Wednesday, September 5, 2012

Entry #1

Entry 1 Prompt: As you reflect on your experiences teaching (or perhaps simply assigning) writing, consider what "feels comfortable": What core principles do you value and enact in your classroom? Time for writing? Conferring with other students? how have those practices remained constant over time?
At the same time, consider your familiarity with a variety if technologies including word processors, digital audio and video editors, and online writing spaces such as blogs and wikis. What are some of the challenges you anticipate in trying to blend the principles of the writing workshop with these technologies?
(Optional): In regard to the evaluation criteria for this assignment: What concerns, if nay, do you have about the way this assignment is evaluated? Is there any language in the rubric that you are not familiar with or that does not make sense to you?
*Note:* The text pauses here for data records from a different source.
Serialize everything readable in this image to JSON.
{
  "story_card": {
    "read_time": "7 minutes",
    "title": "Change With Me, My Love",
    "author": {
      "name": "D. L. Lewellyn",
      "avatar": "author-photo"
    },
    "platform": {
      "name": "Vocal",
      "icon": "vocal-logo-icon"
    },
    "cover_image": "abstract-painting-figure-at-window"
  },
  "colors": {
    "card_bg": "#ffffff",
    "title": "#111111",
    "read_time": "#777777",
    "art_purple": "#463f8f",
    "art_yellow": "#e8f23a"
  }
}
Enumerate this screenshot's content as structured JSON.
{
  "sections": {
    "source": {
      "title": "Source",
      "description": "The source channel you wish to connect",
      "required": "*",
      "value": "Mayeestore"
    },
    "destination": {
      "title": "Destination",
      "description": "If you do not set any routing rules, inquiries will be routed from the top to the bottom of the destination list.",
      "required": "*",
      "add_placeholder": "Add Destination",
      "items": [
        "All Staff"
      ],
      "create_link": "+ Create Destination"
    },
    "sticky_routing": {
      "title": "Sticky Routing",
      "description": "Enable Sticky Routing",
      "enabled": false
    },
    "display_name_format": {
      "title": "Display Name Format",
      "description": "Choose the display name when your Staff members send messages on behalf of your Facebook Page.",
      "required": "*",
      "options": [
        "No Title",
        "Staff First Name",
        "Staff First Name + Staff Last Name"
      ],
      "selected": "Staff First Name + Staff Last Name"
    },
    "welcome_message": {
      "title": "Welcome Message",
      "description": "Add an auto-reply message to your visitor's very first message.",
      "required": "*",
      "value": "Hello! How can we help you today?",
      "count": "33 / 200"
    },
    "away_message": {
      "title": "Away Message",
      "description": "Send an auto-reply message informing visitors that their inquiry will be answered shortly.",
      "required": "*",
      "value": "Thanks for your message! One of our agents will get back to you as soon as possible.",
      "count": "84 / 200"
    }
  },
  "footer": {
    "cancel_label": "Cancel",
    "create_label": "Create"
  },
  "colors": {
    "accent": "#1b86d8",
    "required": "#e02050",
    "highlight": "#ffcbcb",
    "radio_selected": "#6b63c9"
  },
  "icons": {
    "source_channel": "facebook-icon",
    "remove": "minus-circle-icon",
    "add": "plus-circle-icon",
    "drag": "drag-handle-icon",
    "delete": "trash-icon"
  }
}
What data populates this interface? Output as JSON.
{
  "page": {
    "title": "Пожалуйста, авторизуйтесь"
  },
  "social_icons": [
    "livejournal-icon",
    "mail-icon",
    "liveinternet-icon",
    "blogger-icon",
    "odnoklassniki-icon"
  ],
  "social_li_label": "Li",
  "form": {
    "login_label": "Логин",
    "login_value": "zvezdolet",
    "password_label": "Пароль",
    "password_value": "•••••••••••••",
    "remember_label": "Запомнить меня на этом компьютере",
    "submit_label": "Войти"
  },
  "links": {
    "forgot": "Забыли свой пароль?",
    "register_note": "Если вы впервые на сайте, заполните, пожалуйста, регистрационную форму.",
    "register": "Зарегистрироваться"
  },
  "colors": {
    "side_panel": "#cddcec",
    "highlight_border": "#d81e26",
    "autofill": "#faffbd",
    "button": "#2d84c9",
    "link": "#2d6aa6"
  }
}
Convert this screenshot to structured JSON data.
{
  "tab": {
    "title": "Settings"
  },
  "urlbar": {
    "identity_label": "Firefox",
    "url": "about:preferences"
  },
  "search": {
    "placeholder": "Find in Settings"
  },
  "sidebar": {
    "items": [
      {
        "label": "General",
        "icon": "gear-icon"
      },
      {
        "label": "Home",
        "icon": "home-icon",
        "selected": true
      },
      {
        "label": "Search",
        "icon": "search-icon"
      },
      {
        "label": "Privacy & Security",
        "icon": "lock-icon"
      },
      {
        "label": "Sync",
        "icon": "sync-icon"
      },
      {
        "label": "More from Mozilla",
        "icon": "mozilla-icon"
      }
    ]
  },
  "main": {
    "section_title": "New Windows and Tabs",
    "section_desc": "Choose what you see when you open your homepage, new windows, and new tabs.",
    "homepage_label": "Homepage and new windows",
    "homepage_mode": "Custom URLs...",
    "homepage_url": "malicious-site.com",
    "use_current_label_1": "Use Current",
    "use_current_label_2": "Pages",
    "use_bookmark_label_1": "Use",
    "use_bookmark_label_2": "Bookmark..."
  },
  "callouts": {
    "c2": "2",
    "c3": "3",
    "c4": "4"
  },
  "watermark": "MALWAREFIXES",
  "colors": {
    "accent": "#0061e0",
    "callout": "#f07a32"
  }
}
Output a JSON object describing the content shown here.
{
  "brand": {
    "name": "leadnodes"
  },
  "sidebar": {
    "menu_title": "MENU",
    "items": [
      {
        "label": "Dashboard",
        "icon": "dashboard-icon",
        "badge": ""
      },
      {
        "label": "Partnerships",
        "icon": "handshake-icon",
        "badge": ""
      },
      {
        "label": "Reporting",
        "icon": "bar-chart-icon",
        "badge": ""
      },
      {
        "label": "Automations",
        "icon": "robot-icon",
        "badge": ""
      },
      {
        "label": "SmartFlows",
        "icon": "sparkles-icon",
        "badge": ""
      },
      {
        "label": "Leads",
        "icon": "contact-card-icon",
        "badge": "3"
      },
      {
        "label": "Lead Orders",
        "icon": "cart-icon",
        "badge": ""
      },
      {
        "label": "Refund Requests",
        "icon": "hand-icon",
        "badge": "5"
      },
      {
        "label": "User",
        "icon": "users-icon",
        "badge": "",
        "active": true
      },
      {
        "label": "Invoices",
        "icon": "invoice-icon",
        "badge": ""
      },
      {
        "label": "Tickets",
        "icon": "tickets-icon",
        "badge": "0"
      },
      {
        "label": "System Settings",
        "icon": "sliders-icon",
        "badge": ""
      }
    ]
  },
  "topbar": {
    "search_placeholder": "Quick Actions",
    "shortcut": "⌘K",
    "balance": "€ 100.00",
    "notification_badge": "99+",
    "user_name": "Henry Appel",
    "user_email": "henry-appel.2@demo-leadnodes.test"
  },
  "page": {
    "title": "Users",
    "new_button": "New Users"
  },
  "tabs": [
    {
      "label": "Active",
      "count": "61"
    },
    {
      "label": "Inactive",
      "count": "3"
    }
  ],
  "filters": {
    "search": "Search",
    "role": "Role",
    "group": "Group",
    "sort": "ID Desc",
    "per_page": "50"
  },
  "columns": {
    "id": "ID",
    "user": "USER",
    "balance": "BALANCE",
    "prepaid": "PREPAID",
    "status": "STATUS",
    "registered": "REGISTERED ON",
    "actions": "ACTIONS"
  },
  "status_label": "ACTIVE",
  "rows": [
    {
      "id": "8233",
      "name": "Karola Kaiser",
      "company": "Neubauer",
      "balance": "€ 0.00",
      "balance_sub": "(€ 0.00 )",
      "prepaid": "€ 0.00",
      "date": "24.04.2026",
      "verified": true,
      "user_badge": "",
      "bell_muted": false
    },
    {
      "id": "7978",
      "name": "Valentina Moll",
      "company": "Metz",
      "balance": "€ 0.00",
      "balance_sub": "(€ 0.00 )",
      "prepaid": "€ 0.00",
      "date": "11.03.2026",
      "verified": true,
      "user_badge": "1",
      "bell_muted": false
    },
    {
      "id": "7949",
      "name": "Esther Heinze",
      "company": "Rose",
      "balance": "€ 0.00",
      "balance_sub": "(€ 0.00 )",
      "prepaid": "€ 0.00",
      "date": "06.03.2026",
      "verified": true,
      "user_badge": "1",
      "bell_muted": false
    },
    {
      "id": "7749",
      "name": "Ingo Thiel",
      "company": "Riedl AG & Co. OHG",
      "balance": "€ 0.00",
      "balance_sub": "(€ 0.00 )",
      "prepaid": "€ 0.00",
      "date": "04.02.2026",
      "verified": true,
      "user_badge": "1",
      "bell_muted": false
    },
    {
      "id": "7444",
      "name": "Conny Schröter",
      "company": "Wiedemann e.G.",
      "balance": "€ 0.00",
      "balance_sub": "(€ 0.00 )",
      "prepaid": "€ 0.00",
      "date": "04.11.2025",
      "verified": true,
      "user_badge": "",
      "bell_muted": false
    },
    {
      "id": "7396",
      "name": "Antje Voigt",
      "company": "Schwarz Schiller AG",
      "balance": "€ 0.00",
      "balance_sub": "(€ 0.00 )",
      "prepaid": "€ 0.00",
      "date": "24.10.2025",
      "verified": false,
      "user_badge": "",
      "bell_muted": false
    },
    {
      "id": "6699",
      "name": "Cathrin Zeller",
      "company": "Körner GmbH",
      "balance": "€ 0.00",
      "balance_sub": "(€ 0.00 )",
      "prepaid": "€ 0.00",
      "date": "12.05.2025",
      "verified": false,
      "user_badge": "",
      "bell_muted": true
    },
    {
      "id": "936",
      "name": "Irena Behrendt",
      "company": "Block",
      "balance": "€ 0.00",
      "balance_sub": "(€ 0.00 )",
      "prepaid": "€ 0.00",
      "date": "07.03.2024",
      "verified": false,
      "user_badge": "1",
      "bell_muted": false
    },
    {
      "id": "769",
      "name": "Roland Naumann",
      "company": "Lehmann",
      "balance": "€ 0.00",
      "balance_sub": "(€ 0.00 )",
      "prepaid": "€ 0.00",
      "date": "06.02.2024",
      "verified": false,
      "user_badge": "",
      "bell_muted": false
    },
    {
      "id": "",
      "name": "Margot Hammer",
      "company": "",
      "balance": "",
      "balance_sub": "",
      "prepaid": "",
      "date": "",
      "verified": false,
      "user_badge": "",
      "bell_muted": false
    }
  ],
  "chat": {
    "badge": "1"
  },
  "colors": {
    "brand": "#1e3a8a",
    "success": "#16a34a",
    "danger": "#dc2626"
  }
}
Reflecting on my personal experiences as a student, teacher, and mother, I know the value of motivation. Motivation in every sense of the word. The motivation to learn, to read, to engage, to act, to love, to go to the gym...and the list goes on and on. In my classroom, I want this motivation to be constantly and consistently fueled. Through writing, students can identify strengths, interests, fears, and learn to take risks. The art of writing can be as unique as the individual.
Blogs and wikis allow for writers to share their ideas with a larger community and at the same time, these members of the community can choose to join, read, and contribute to  forums that are of interest or value to them. This in turn creates a continuum of participation through dialogue that elicits a response through reading and writing. Where I have been a fan of utilizing technology as medium for instruction, I often do not have as much personal experience with using these methods as some of my students do. This is a challenge I have faced and as technology continues to evolve, and I anticipate this will continue. When I have utilized the computer lab or mobile labs for my classroom activities, an obstacle that always arises is after group introduction and demonstration of the activity, when moving on to guided practice, there is only one of me and twenty-five to thirty students with their hands raised. Many of the students will have to wait for more instruction before they can begin due to their learning needs or lack of familiarity with technology. Often including a print out of instructions to look back on helps students as well as providing multiple opportunities to practice through examples prior to starting the activity. Then there are those students who do not want the instruction and are driven to begin the activity because of the familiarity with computers or the programs we are using which also poses its own complications.
One of the lessons that I composed a few years ago utilized a website which allowed the students to create their own cartoons. This was extremely motivating for several of the students (in particular the boys).
In the last three years, most of my experience has been with middle school students. Most of the classrooms were equipped with projectors and I was provided with a laptop, but in order to conduct a lesson that required students to utilize a laptop to compose or research work of their own, I would have to sign out a mobile lab. There were two mobile labs for the entire middle school and there were only two desktops in each classroom. In a world which requires our students to be proficient with technology, the schools need to be provided with more access. I know this is a problem for many school districts and teachers, and this continues to concern me as technology continues to develop by leaps and bounds, but the amount of funding for our students continues to dwindle.

1 comment:

  1. What a funny title for your blog (and the URL). You clearly have a great sense of humor Marsha!

    I know this first entry was particularly rushed. You have a number of great ideas listed throughout this entry, but it is a little hard to read as there are not clear breaks between ideas and paragraphs.

    Also, I am wondering if you would consider making the size of this middle block larger so your reader can read more text at once? Just a thought.

    I look forward to reading your next entry and learning more about how you think through your planning and routines for teaching reading and writing.